In the years that followed, the Soviet Union began to collapse under the weight of its own failures – and the inherent failure of its system.  Nixon’s successors would – and could – then publicly link American policy to the plight of Soviet Jews.  This would not have been possible, however, had President Nixon not put the issue on the bi-lateral agenda in the first place in his private discussion with Soviet leaders.

This meeting shows Nixon at his best.  I urge anyone interested in this issue to listen to this tape.  It shows, with far greater accuracy than brief, out of context, excerpts ever can, what made RN the visionary, formidable leader he was.  Someday, the Nixon tapes will be taken in their entirety, and the judgment of history will have to take account of meetings such as this.  For many of us, that day cannot come soon enough.
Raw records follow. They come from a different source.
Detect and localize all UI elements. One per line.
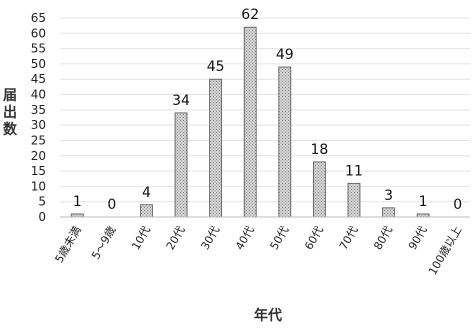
y-tick-label: 40 [31,88,46,102]
data-label: 0 [453,197,462,213]
y-axis-title-char: 数 [3,121,18,138]
y-tick-label: 30 [31,118,46,132]
gridlines [60,17,470,203]
bar [140,204,153,218]
bar [209,78,223,218]
x-tick-label: 5～9歳 [89,224,118,262]
y-tick-label: 25 [31,133,46,147]
data-label: 11 [345,163,363,179]
bar [382,207,395,218]
x-tick-label: 5歳未満 [53,224,84,265]
y-tick-label: 5 [38,195,46,209]
x-tick-label: 70代 [337,224,361,252]
y-tick-label: 45 [31,72,46,86]
x-tick-label: 80代 [371,224,395,252]
y-tick-label: 65 [31,11,46,25]
bar [278,66,292,218]
y-axis-title: 届出数 [3,88,18,138]
x-axis-ticks: 5歳未満 5～9歳 10代 20代 30代 40代 50代 60代 70代 80代 90代100歳以… [53,224,465,277]
y-axis-title-char: 出 [3,104,17,121]
bar [312,161,326,218]
y-tick-label: 55 [31,42,46,56]
y-tick-label: 10 [31,179,46,193]
x-tick-label: 30代 [198,224,222,252]
data-label: 1 [73,194,82,210]
data-label: 1 [419,194,428,210]
y-tick-label: 60 [31,26,46,40]
data-label: 4 [142,185,151,201]
bar [174,112,188,218]
x-tick-label: 20代 [164,224,188,252]
x-tick-label: 100歳以上 [426,224,464,277]
y-axis-title-char: 届 [3,88,17,104]
x-tick-label: 90代 [406,224,430,252]
y-tick-label: 15 [31,164,46,178]
bar [243,26,257,218]
y-tick-label: 0 [38,210,46,224]
data-label: 45 [207,59,225,75]
y-tick-label: 50 [31,57,46,71]
y-tick-label: 35 [31,103,46,117]
data-label: 0 [107,197,116,213]
data-label: 18 [310,142,328,158]
x-tick-label: 60代 [302,224,326,252]
data-label: 3 [384,188,393,204]
x-tick-label: 50代 [268,224,292,252]
x-tick-label: 40代 [233,224,257,252]
x-tick-label: 10代 [129,224,153,252]
y-tick-label: 20 [31,149,46,163]
x-axis-title: 年代 [254,307,282,324]
bars [70,26,430,218]
bar [347,182,361,218]
data-labels: 1 0 4 34 45 62 49 18 11 3 1 0 [73,7,462,213]
data-label: 62 [241,7,259,23]
data-label: 49 [276,47,294,63]
data-label: 34 [172,93,190,109]
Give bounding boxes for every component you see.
Bob Bostock, a senior adviser to former New Jersey Governor and EPA Director Christie Todd Whitman, served as an editorial assistant on two of President Nixon’s best-selling books and also wrote much of the exhibit text for the Richard Nixon Presidential Library.

Photo: RN signs the first Strategic Arms Limitation Treaty (SALT I) with Soviet Premier Leonid Brezhnev. It was because of President Nixon’s approach of détente that Soviet Jewry, in increasing numbers, were permitted to leave the Communist country in the tens of thousands.